I packaged these up as “SecuritySquirrel”, and you can find the 2014 versions on GitHub. Believe it or not, those aren’t even the originals I used for a couple years before posting.

Phase 3: Automating the Cloud Itself

When AWS released Rules for CloudWatch I slammed together enough Python code in about 2 hours the following Saturday morning to reverse any security group change within 10-15 seconds — including filters to scope defense based on tags, the VPC, or who requested the change. You can download the code and instructions, and unlike my Ruby code, this still works pretty well for 3-year-old cloud code.

Since that first demonstration I’ve built a library of event-driven automations running in Lambda, some of which you can download. In that package my favorite is `identify\_internet\_facing\_servers.py`, which, for demo purposes, I linked to trigger when I click an IoT version of an Amazon Dash button. That’s right, I carry around an actual physical Easy button in my pocket. It finds any instances with port 22 open to the Internet, and with a double-click of the button I can revoke the rules, getting a text message on my phone when everything is all safe and cozy.

My key lesson here was unexpected. It wasn’t that these event-driven automations replaced my host-based workflows, it’s that they served a different purpose. I realized I had moved on from building workflows to help me do things more quickly, to building guardrails to keep things safe in the background. Both have incredible value.

Phase 4: Automating Everything

My most recent work has been on using Jenkins and Infrastructure as Code (mostly CloudFormation) to enhance security. This combination enables me to automate security into the infrastructure and applications themselves and to rely less on external tools.

For example, I released a simple credentials scanner to run in Jenkins and find any stored access keys before even starting the build. Why wait and try to suss them out later?

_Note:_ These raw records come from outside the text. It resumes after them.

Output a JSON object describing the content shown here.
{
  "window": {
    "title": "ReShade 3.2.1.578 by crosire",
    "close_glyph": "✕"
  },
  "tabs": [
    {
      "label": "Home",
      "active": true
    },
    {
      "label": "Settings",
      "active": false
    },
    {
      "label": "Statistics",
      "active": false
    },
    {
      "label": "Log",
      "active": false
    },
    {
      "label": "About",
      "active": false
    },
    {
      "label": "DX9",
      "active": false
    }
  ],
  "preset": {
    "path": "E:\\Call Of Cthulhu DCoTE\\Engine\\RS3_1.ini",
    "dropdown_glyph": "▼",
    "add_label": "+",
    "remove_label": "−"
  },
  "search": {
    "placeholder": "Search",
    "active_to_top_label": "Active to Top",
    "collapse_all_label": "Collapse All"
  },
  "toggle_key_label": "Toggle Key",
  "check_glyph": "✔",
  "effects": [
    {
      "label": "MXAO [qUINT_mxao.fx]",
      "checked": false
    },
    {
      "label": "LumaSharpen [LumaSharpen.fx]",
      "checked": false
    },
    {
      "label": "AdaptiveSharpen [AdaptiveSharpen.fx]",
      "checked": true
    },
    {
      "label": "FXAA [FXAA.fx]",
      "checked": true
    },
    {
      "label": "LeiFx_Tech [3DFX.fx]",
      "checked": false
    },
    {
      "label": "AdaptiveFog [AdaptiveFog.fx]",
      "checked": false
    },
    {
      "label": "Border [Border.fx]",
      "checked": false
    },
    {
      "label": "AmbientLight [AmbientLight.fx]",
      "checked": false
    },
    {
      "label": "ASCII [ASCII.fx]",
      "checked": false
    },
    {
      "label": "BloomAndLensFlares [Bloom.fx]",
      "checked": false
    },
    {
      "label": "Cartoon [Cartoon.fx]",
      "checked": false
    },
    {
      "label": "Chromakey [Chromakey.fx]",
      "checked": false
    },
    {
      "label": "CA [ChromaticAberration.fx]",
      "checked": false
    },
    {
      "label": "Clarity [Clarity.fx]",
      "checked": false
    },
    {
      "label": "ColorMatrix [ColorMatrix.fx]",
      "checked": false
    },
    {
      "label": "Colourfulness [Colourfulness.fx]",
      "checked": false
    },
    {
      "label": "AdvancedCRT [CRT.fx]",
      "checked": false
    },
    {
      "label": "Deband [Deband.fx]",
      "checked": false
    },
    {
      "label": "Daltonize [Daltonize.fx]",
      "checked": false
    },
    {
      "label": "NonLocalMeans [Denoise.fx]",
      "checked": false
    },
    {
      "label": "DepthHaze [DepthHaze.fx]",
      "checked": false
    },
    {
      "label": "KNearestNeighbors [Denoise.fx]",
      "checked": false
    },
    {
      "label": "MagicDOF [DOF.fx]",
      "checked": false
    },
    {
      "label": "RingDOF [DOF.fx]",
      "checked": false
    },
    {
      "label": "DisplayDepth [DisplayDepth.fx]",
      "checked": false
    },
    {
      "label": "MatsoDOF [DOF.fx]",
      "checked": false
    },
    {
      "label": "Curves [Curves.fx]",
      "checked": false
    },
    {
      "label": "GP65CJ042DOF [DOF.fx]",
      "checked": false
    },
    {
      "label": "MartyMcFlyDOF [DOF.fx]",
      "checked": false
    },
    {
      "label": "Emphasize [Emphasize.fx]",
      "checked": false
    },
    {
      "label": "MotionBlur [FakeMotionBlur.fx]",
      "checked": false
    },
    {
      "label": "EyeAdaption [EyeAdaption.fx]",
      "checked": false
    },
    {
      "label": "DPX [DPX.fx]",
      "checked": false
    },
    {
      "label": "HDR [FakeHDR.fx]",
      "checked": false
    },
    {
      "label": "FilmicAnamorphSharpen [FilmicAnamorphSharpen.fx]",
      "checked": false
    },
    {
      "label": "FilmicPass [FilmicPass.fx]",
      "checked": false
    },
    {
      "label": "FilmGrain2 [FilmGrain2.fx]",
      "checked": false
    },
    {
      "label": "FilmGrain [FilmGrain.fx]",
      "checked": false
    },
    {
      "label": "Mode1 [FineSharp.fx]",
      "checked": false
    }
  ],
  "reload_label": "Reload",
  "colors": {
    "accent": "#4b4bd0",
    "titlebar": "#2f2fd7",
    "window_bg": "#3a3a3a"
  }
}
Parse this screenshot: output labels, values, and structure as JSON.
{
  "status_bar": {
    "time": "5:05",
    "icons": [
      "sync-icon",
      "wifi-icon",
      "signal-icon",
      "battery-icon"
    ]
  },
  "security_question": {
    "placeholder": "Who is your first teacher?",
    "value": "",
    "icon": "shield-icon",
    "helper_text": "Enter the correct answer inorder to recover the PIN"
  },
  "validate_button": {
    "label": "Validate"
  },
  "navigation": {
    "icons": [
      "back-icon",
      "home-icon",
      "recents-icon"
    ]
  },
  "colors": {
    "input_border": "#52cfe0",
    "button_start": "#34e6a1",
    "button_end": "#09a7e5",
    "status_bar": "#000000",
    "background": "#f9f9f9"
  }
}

I then wrote some other test harnesses to allow me to run basically any assessment tool I want in Jenkins, and fail builds when they fail any security test, like a network scan (pro tip: Jenkins will fail a build if you send it any exit code other than 0 from a script).

Coming back around, we now run the training class using CloudFormation templates to build out all the elements of the application stack so students can focus on adding security. We went from building consistent training servers to consistent training environments, with custom AMIs we can update in minutes… globally… with very little effort, and all software pre-installed and ready for final configuration.

My cloud journey started around nine years ago and my automation journey nearly at the same time. I started by building things and then trying to automate pieces, but now start with the assumption of automation. My earliest work was about operations, but these days it is nearly all focused on security. On melting away the operational overhead and allowing the security parts of my mind to focus on what they are best at. Along the way I’ve also learned that not all automation is created equal; that there are places for guardrails, workflows, cross-platform orchestration, infrastructure as code, and automating pipelines. All of these now deliver nearly unimaginable security benefits, but we are still very much in the early days, when you can lose a week just reversing a poorly documented API.

If you are in security, time to get your code game on. If you are a developer or ops, time to get your security game on. Because the biggest lesson of all is that the days of security as an umbrella are over, and the days of security in the fabric are here.